The clients wanted a large spa with decking in a relatively small space. They also requested no garden beds, as they led extremely busy lives.
Ascher created a design that positioned the spa towards the corner of the yard, surrounded by split-level decking, which helped meld the spa into the area without dominating the space.
As the main alfresco was used for entertaining, Ascher was wary of making the overall space appear cramped. To exploit the space and maintain the flow from inside out, large silver travertine pavers were installed under the patio. The pavers were imported from Turkey and open up the entertaining area, while keeping it cool in summer.
Although the clients were reluctant to have garden beds in the design, Ascher persuaded them to include Bambusa oldhamii, an all-round bamboo that requires minimal maintenance. The greenery from this plant also softens the backdrop of timber screening.
On the other side of the alfresco, southwest river stones were laid with more bamboo to relax the mood and provide textural contrast against the timber and travertine. The area was completed with subtle lighting, highlighting the dramatic and contrasting forms of the materials and angles used in the area.

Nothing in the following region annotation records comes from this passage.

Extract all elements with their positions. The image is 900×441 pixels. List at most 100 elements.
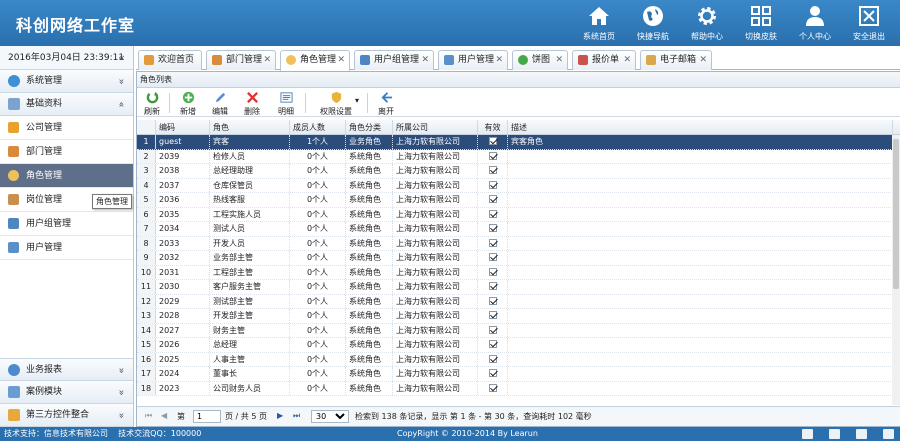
valid-checkbox[interactable] (488, 151, 497, 160)
valid-checkbox[interactable] (488, 354, 497, 363)
chat-icon[interactable] (856, 429, 867, 439)
col-header-valid[interactable]: 有效 (478, 120, 508, 134)
close-icon[interactable]: ✕ (263, 51, 271, 69)
cell-valid[interactable] (478, 265, 508, 279)
collapse-sidebar-button[interactable]: « (118, 46, 125, 70)
table-row[interactable]: 14 2027 财务主管 0个人 系统角色 上海力软有限公司 (137, 323, 900, 338)
cell-valid[interactable] (478, 135, 508, 149)
table-row[interactable]: 9 2032 业务部主管 0个人 系统角色 上海力软有限公司 (137, 251, 900, 266)
contacts-icon[interactable] (883, 429, 894, 439)
close-icon[interactable]: ✕ (337, 51, 345, 69)
last-page-button[interactable]: ⏭ (293, 411, 300, 421)
table-row[interactable]: 8 2033 开发人员 0个人 系统角色 上海力软有限公司 (137, 236, 900, 251)
valid-checkbox[interactable] (488, 311, 497, 319)
col-header-description[interactable]: 描述 (508, 120, 893, 134)
calendar-icon[interactable] (802, 429, 813, 439)
table-row[interactable]: 10 2031 工程部主管 0个人 系统角色 上海力软有限公司 (137, 265, 900, 280)
tab-pie-chart[interactable]: 饼图 ✕ (512, 50, 568, 70)
table-row[interactable]: 6 2035 工程实施人员 0个人 系统角色 上海力软有限公司 (137, 207, 900, 222)
sidebar-item-company[interactable]: 公司管理 (0, 116, 133, 140)
nav-skin-button[interactable]: 切换皮肤 (734, 0, 788, 46)
table-row[interactable]: 17 2024 董事长 0个人 系统角色 上海力软有限公司 (137, 367, 900, 382)
grid-scrollbar[interactable] (892, 135, 900, 405)
nav-home-button[interactable]: 系统首页 (572, 0, 626, 46)
valid-checkbox[interactable] (488, 195, 497, 203)
valid-checkbox[interactable] (488, 282, 497, 290)
first-page-button[interactable]: ⏮ (145, 411, 152, 421)
table-row[interactable]: 11 2030 客户服务主管 0个人 系统角色 上海力软有限公司 (137, 280, 900, 295)
valid-checkbox[interactable] (488, 267, 497, 276)
valid-checkbox[interactable] (488, 166, 497, 174)
close-icon[interactable]: ✕ (699, 51, 707, 69)
valid-checkbox[interactable] (488, 137, 497, 145)
nav-quicknav-button[interactable]: 快捷导航 (626, 0, 680, 46)
cell-valid[interactable] (478, 193, 508, 207)
group-case-module[interactable]: 案例模块 » (0, 381, 133, 404)
valid-checkbox[interactable] (488, 369, 497, 377)
page-input[interactable] (193, 410, 221, 423)
table-row[interactable]: 15 2026 总经理 0个人 系统角色 上海力软有限公司 (137, 338, 900, 353)
col-header-type[interactable]: 角色分类 (346, 120, 393, 134)
cell-valid[interactable] (478, 251, 508, 265)
cell-valid[interactable] (478, 294, 508, 308)
col-header-role[interactable]: 角色 (210, 120, 290, 134)
close-icon[interactable]: ✕ (555, 51, 563, 69)
tab-welcome[interactable]: 欢迎首页 (138, 50, 202, 70)
refresh-button[interactable]: 刷新 (137, 91, 167, 117)
sidebar-item-department[interactable]: 部门管理 (0, 140, 133, 164)
cell-valid[interactable] (478, 207, 508, 221)
sidebar-item-user[interactable]: 用户管理 (0, 236, 133, 260)
valid-checkbox[interactable] (488, 253, 497, 261)
nav-logout-button[interactable]: 安全退出 (842, 0, 896, 46)
close-icon[interactable]: ✕ (421, 51, 429, 69)
cell-valid[interactable] (478, 164, 508, 178)
valid-checkbox[interactable] (488, 325, 497, 334)
group-basic-data[interactable]: 基础资料 « (0, 93, 133, 116)
col-header-code[interactable]: 编码 (156, 120, 210, 134)
cell-valid[interactable] (478, 323, 508, 337)
table-row[interactable]: 3 2038 总经理助理 0个人 系统角色 上海力软有限公司 (137, 164, 900, 179)
cell-valid[interactable] (478, 338, 508, 352)
cell-valid[interactable] (478, 222, 508, 236)
scrollbar-thumb[interactable] (893, 139, 899, 289)
table-row[interactable]: 1 guest 宾客 1个人 业务角色 上海力软有限公司 宾客角色 (137, 135, 900, 150)
page-size-select[interactable]: 30 (311, 410, 349, 423)
close-icon[interactable]: ✕ (623, 51, 631, 69)
cell-valid[interactable] (478, 236, 508, 250)
nav-help-button[interactable]: 帮助中心 (680, 0, 734, 46)
group-third-party[interactable]: 第三方控件整合 » (0, 404, 133, 427)
table-row[interactable]: 12 2029 测试部主管 0个人 系统角色 上海力软有限公司 (137, 294, 900, 309)
tab-quotation[interactable]: 报价单 ✕ (572, 50, 636, 70)
valid-checkbox[interactable] (488, 383, 497, 392)
cell-valid[interactable] (478, 367, 508, 381)
table-row[interactable]: 4 2037 仓库保管员 0个人 系统角色 上海力软有限公司 (137, 178, 900, 193)
tab-usergroup[interactable]: 用户组管理 ✕ (354, 50, 434, 70)
table-row[interactable]: 7 2034 测试人员 0个人 系统角色 上海力软有限公司 (137, 222, 900, 237)
detail-button[interactable]: 明细 (271, 91, 301, 117)
permission-dropdown-arrow[interactable]: ▾ (351, 96, 363, 105)
nav-profile-button[interactable]: 个人中心 (788, 0, 842, 46)
group-business-report[interactable]: 业务报表 » (0, 358, 133, 381)
tab-email[interactable]: 电子邮箱 ✕ (640, 50, 712, 70)
message-icon[interactable] (829, 429, 840, 439)
table-row[interactable]: 18 2023 公司财务人员 0个人 系统角色 上海力软有限公司 (137, 381, 900, 396)
cell-valid[interactable] (478, 280, 508, 294)
cell-valid[interactable] (478, 178, 508, 192)
prev-page-button[interactable]: ◀ (161, 411, 167, 420)
cell-valid[interactable] (478, 309, 508, 323)
delete-button[interactable]: 删除 (237, 91, 267, 117)
add-button[interactable]: 新增 (173, 91, 203, 117)
valid-checkbox[interactable] (488, 180, 497, 189)
tab-user[interactable]: 用户管理 ✕ (438, 50, 508, 70)
table-row[interactable]: 13 2028 开发部主管 0个人 系统角色 上海力软有限公司 (137, 309, 900, 324)
tab-department[interactable]: 部门管理 ✕ (206, 50, 276, 70)
cell-valid[interactable] (478, 149, 508, 163)
table-row[interactable]: 16 2025 人事主管 0个人 系统角色 上海力软有限公司 (137, 352, 900, 367)
cell-valid[interactable] (478, 381, 508, 395)
col-header-company[interactable]: 所属公司 (393, 120, 478, 134)
next-page-button[interactable]: ▶ (277, 411, 283, 420)
sidebar-item-usergroup[interactable]: 用户组管理 (0, 212, 133, 236)
table-row[interactable]: 5 2036 热线客服 0个人 系统角色 上海力软有限公司 (137, 193, 900, 208)
valid-checkbox[interactable] (488, 296, 497, 305)
table-row[interactable]: 2 2039 检修人员 0个人 系统角色 上海力软有限公司 (137, 149, 900, 164)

The completed garden offers the perfect balance of proportion, scale and form, while fulfilling the required functions and completing the clients’ home.
Recreating her own courtyard with partner Dylan Lindsay, Ascher Smith’s vision was a Mediterranean, lush, informal garden. It was important for the landscape to include as many deciduous trees as possible to keep the house cooler in the summer months.
Lots of vegetable space was another key requirement, which was implemented through the entire front courtyard garden that is bathed in sunlight all year round.
A distinct Tuscan ambience has been achieved with two large limestone archways, one of which incorporates a wrought iron gate serving as a grand welcoming statement to the property.
The entrance wall is adorned by a trompe l’oeil that presents the optical illusion of looking through a window to rolling Tuscan hills and vineyards.
Inside the courtyard, the Mediterranean theme continues with burnt orange walls providing a backdrop for the luscious green foliage. The use of French Pattern travertine has created a seamless connection with the interior dining room, with a large rosewood and glass sliding door that appears to frame the courtyard.
A timber pergola covered in grapevine mirrors the wooden doorframe while painting a truly Mediterranean picture.
Plantings throughout the area are ongoing with new varieties planted as the space evolves.
A long concrete planter along the length of the space is filled with frangipanis, ground covers and small trees that offer a canopy of privacy from the two-storey building next door. Living walls play an integral part of this design – succulents and delicate varieties are framed on a ‘liquid iron and instant rust’ painted wall, creating a visually appealing backdrop.
With clever up-lighting throughout the area, Ascher and Dylan can admire their garden from every room in the house, even at night.